I tell my husband that I’m sure I was Scandinavian in a past life as I love the window displays and feel an affinity for the warm browns and copper tones of the clothing layered on the models, scarves draped decoratively over shoulders and lace up cosy waterproof boots to keep out the snow when it falls. Interspersed amongst the clothes shops, we find shops selling cups, saucers and large jugs for flowers in Farrow and Ball hues and heavy fluffy blankets that I can easily imagine throwing over my shoulders on a cold Winter's night. We are saved from ourselves by it being a Sunday and nothing being open but I am sad about not being able to shop among the loveliness and vow to return here for a couple of days when the town is open and our bank accounts are healthy.
We walk down to the cathedral and enter through grey padded doors, probably insulated that way to keep in the warmth.
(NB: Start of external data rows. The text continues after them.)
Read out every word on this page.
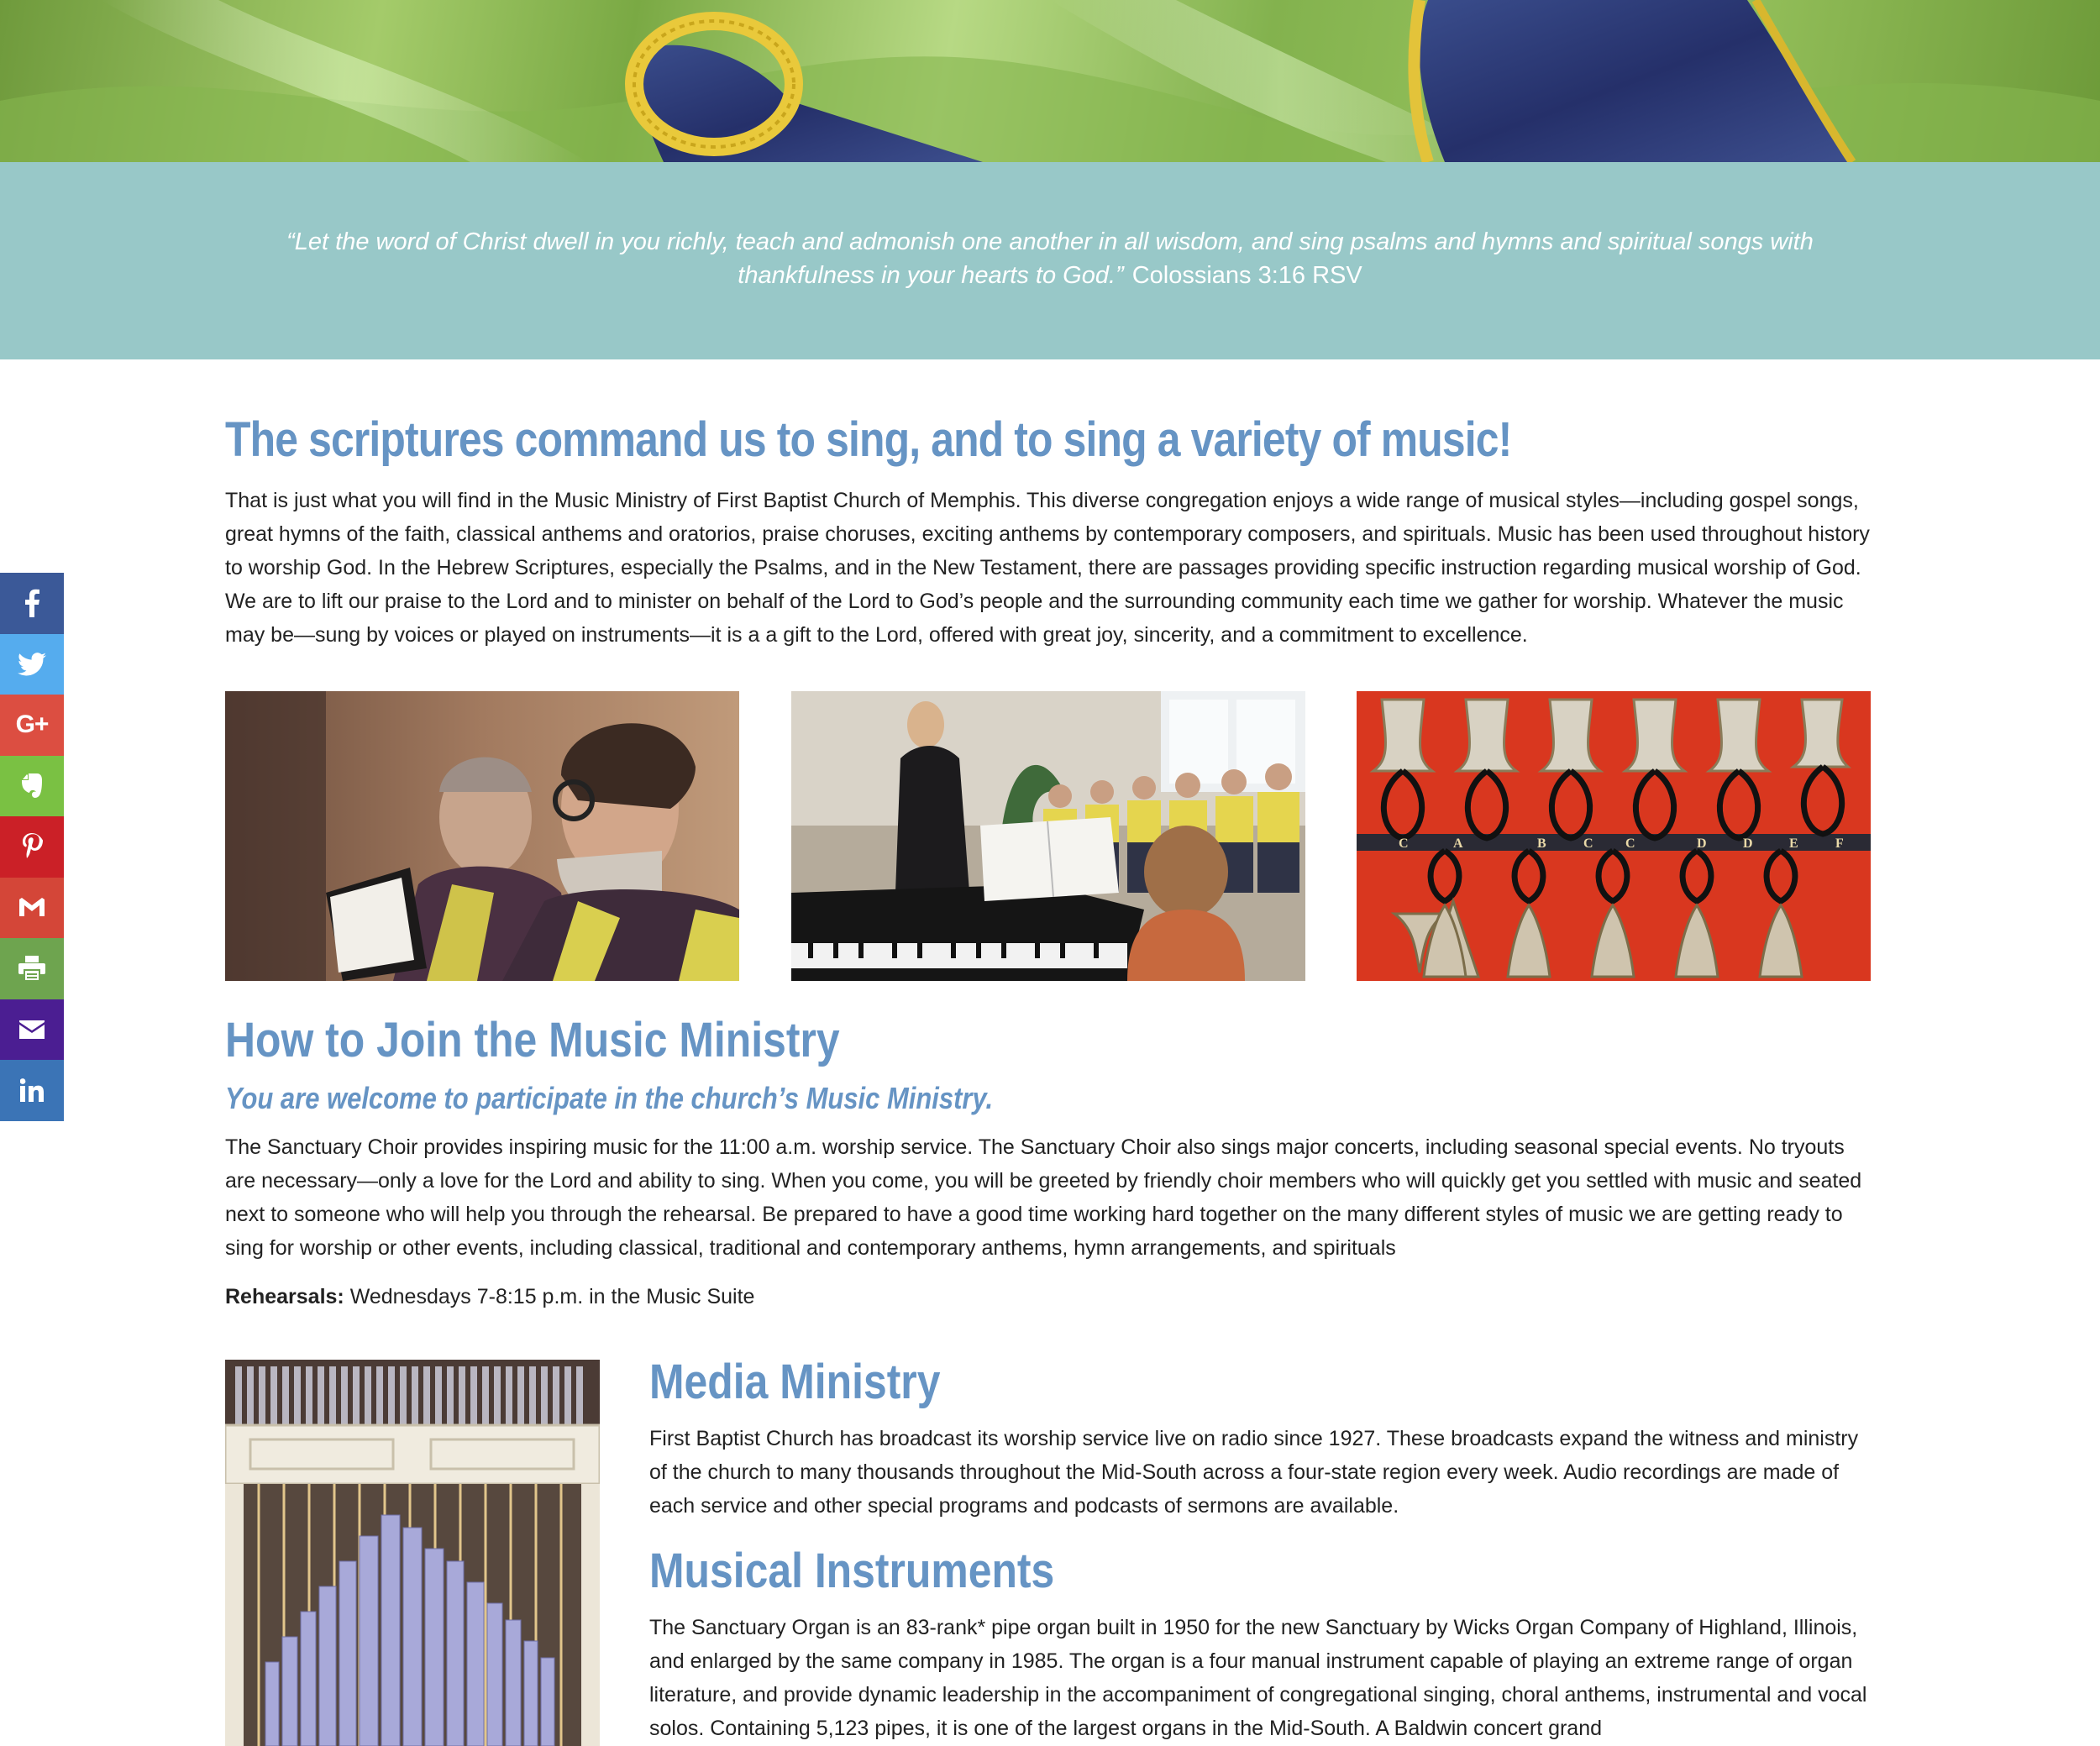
“Let the word of Christ dwell in you richly, teach and admonish one another in all wisdom, and sing psalms and hymns and spiritual songs with thankfulness in your hearts to God.” Colossians 3:16 RSV
G+
The scriptures command us to sing, and to sing a variety of music!

That is just what you will find in the Music Ministry of First Baptist Church of Memphis. This diverse congregation enjoys a wide range of musical styles—including gospel songs, great hymns of the faith, classical anthems and oratorios, praise choruses, exciting anthems by contemporary composers, and spirituals. Music has been used throughout history to worship God. In the Hebrew Scriptures, especially the Psalms, and in the New Testament, there are passages providing specific instruction regarding musical worship of God. We are to lift our praise to the Lord and to minister on behalf of the Lord to God’s people and the surrounding community each time we gather for worship. Whatever the music may be—sung by voices or played on instruments—it is a a gift to the Lord, offered with great joy, sincerity, and a commitment to excellence.

C	A	B	C C	D	D	E	F
How to Join the Music Ministry
You are welcome to participate in the church’s Music Ministry.

The Sanctuary Choir provides inspiring music for the 11:00 a.m. worship service. The Sanctuary Choir also sings major concerts, including seasonal special events. No tryouts are necessary—only a love for the Lord and ability to sing. When you come, you will be greeted by friendly choir members who will quickly get you settled with music and seated next to someone who will help you through the rehearsal. Be prepared to have a good time working hard together on the many different styles of music we are getting ready to sing for worship or other events, including classical, traditional and contemporary anthems, hymn arrangements, and spirituals

Rehearsals: Wednesdays 7-8:15 p.m. in the Music Suite
Media Ministry

First Baptist Church has broadcast its worship service live on radio since 1927. These broadcasts expand the witness and ministry of the church to many thousands throughout the Mid-South across a four-state region every week. Audio recordings are made of each service and other special programs and podcasts of sermons are available.

Musical Instruments

The Sanctuary Organ is an 83-rank* pipe organ built in 1950 for the new Sanctuary by Wicks Organ Company of Highland, Illinois, and enlarged by the same company in 1985. The organ is a four manual instrument capable of playing an extreme range of organ literature, and provide dynamic leadership in the accompaniment of congregational singing, choral anthems, instrumental and vocal solos. Containing 5,123 pipes, it is one of the largest organs in the Mid-South. A Baldwin concert grand
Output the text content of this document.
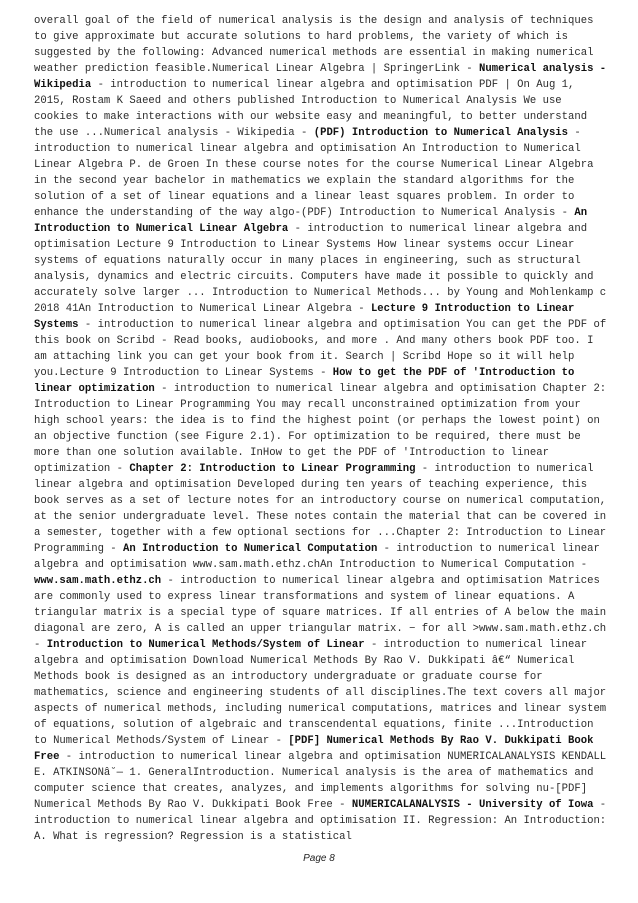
overall goal of the field of numerical analysis is the design and analysis of techniques to give approximate but accurate solutions to hard problems, the variety of which is suggested by the following: Advanced numerical methods are essential in making numerical weather prediction feasible.Numerical Linear Algebra | SpringerLink - Numerical analysis - Wikipedia - introduction to numerical linear algebra and optimisation PDF | On Aug 1, 2015, Rostam K Saeed and others published Introduction to Numerical Analysis We use cookies to make interactions with our website easy and meaningful, to better understand the use ...Numerical analysis - Wikipedia - (PDF) Introduction to Numerical Analysis - introduction to numerical linear algebra and optimisation An Introduction to Numerical Linear Algebra P. de Groen In these course notes for the course Numerical Linear Algebra in the second year bachelor in mathematics we explain the standard algorithms for the solution of a set of linear equations and a linear least squares problem. In order to enhance the understanding of the way algo-(PDF) Introduction to Numerical Analysis - An Introduction to Numerical Linear Algebra - introduction to numerical linear algebra and optimisation Lecture 9 Introduction to Linear Systems How linear systems occur Linear systems of equations naturally occur in many places in engineering, such as structural analysis, dynamics and electric circuits. Computers have made it possible to quickly and accurately solve larger ... Introduction to Numerical Methods... by Young and Mohlenkamp c 2018 41An Introduction to Numerical Linear Algebra - Lecture 9 Introduction to Linear Systems - introduction to numerical linear algebra and optimisation You can get the PDF of this book on Scribd - Read books, audiobooks, and more . And many others book PDF too. I am attaching link you can get your book from it. Search | Scribd Hope so it will help you.Lecture 9 Introduction to Linear Systems - How to get the PDF of 'Introduction to linear optimization - introduction to numerical linear algebra and optimisation Chapter 2: Introduction to Linear Programming You may recall unconstrained optimization from your high school years: the idea is to find the highest point (or perhaps the lowest point) on an objective function (see Figure 2.1). For optimization to be required, there must be more than one solution available. InHow to get the PDF of 'Introduction to linear optimization - Chapter 2: Introduction to Linear Programming - introduction to numerical linear algebra and optimisation Developed during ten years of teaching experience, this book serves as a set of lecture notes for an introductory course on numerical computation, at the senior undergraduate level. These notes contain the material that can be covered in a semester, together with a few optional sections for ...Chapter 2: Introduction to Linear Programming - An Introduction to Numerical Computation - introduction to numerical linear algebra and optimisation www.sam.math.ethz.chAn Introduction to Numerical Computation - www.sam.math.ethz.ch - introduction to numerical linear algebra and optimisation Matrices are commonly used to express linear transformations and system of linear equations. A triangular matrix is a special type of square matrices. If all entries of A below the main diagonal are zero, A is called an upper triangular matrix. − for all >www.sam.math.ethz.ch - Introduction to Numerical Methods/System of Linear - introduction to numerical linear algebra and optimisation Download Numerical Methods By Rao V. Dukkipati â€“ Numerical Methods book is designed as an introductory undergraduate or graduate course for mathematics, science and engineering students of all disciplines.The text covers all major aspects of numerical methods, including numerical computations, matrices and linear system of equations, solution of algebraic and transcendental equations, finite ...Introduction to Numerical Methods/System of Linear - [PDF] Numerical Methods By Rao V. Dukkipati Book Free - introduction to numerical linear algebra and optimisation NUMERICALANALYSIS KENDALL E. ATKINSONâ˘— 1. GeneralIntroduction. Numerical analysis is the area of mathematics and computer science that creates, analyzes, and implements algorithms for solving nu-[PDF] Numerical Methods By Rao V. Dukkipati Book Free - NUMERICALANALYSIS - University of Iowa - introduction to numerical linear algebra and optimisation II. Regression: An Introduction: A. What is regression? Regression is a statistical
Page 8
As we swing open the doors we are greeted by the sound of angelic voices as a local choir of Norwegian girls rehearse for a future performance. Their sweet, young and pure voices make the hairs stand up on the back of our necks as their voices echo around the giant arches and columns of the cathedral. It is warm and welcoming in here, unlike some of the churches I have visited in the UK. The stained glass windows are also darker, making the religious visions somehow more dramatic.
Leaving the cathedral, we follow a path down to the river and cross a bright red and decorative bridge to the old town. We wander down narrow streets, with rickety clapperboard houses, some in pastel shades and others in brighter oranges and browns. As we approach 11 am, the town’s population begins to gather. We pass women with babies in buggies, energetic runners and slightly hung-over looking young Norwegians. The cafes in the old town burst into life and as the weather is unexpectedly glorious for the time of year, people take seats outside and sip cappuccinos chatting to one another in the sunshine.
My latte comes topped with a tiny milk heart, tables have heathers displayed in pots and hanging over the chairs is a blanket to put over your knees in case the temperature should suddenly dip. This is what I love about Norway; things are done with style and with an appreciation of the ever-changing weather. They know it will be cold and live their life accordingly. As the saying goes, “there is no such thing as bad weather in Norway, just bad clothing”. I decide that Trondheim is my new favourite place and a definite must-return-to destination.